(Reuters) – U.S. oil and gas producer Samson Resources Corp said in a filing on Tuesday that it might file for Chapter 11 bankruptcy protection if the company is unable to refinance its debt obligations.
The company, which was acquired in a $7.2 billion deal in 2011 by a team of investors led by KKR & Co, had a total debt of about $3.9 billion as of Dec. 31.
Samson Resources, which is currently evaluating strategic alternatives to address its liquidity issues and high debt levels, said a Chapter 11 bankruptcy filing “may provide the most expeditious manner” for capital.
The company had earlier hired restructuring advisers Kirkland & Ellis LLP and Blackstone Group LP, according to a person familiar with the matter.

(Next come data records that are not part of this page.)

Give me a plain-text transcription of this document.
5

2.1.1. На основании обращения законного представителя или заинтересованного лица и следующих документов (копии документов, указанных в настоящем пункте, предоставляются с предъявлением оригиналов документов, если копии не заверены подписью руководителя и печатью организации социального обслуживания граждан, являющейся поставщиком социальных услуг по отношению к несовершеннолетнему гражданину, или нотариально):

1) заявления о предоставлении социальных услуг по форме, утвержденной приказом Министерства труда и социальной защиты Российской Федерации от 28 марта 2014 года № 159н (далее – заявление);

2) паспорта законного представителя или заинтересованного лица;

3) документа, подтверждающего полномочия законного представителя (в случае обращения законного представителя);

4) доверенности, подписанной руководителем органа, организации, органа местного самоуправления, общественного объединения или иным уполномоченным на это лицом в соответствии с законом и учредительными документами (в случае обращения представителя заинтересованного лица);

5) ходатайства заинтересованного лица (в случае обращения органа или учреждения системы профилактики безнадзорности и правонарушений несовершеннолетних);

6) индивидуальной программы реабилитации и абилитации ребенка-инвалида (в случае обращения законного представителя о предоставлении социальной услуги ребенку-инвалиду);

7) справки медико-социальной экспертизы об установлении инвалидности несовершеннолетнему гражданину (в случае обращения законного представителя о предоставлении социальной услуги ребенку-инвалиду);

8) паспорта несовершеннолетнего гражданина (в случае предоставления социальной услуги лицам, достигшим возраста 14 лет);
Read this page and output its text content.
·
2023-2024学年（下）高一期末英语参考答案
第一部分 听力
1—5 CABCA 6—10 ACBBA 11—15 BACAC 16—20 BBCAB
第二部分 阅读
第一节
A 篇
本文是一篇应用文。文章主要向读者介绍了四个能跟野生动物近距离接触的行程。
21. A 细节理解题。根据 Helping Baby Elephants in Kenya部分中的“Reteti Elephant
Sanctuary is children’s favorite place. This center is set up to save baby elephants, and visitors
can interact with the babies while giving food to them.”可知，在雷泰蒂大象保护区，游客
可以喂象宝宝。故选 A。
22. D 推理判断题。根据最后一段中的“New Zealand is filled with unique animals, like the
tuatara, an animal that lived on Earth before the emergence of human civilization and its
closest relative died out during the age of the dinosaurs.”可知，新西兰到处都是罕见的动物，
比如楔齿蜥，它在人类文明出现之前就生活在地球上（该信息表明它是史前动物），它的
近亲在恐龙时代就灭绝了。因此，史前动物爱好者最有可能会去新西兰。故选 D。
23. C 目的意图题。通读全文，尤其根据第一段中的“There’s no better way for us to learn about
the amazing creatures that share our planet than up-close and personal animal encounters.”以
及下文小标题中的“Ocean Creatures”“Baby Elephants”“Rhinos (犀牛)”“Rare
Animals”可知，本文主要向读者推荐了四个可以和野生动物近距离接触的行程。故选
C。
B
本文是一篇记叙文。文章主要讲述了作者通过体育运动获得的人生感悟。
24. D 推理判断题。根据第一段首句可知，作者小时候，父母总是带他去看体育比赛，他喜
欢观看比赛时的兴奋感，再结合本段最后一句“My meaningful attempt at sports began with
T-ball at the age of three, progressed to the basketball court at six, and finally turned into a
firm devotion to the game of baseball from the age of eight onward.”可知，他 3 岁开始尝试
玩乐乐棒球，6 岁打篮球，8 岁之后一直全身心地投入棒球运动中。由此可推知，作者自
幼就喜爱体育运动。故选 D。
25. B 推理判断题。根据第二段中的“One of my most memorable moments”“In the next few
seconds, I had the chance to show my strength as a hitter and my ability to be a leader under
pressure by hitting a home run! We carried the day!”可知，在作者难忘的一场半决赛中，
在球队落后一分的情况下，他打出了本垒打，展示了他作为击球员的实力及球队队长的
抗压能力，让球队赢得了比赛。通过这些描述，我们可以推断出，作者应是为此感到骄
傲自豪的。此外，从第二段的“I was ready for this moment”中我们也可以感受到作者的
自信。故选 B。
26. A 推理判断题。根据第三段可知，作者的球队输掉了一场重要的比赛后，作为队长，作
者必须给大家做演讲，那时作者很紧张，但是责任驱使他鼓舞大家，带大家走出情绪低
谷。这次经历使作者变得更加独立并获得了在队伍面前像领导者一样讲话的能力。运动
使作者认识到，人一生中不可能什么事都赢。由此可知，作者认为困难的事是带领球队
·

The Tulsa, Oklahoma-based company, which had about $23.8 million in cash and cash equivalents as Dec. 31, had reported losses of over $4 billion since 2011 buyout.
KKR, which overpaid for Samson, was planning to shift Samson’s assets from natural gas production more into oil and liquids before oil prices started falling.
Global benchmark Brent crude closed at $55.11 per barrel on Tuesday. Prices were just shy of $116 in June.
The private equity firm has already sold almost half its acreage to cope with lower energy prices, according to people familiar with the matter.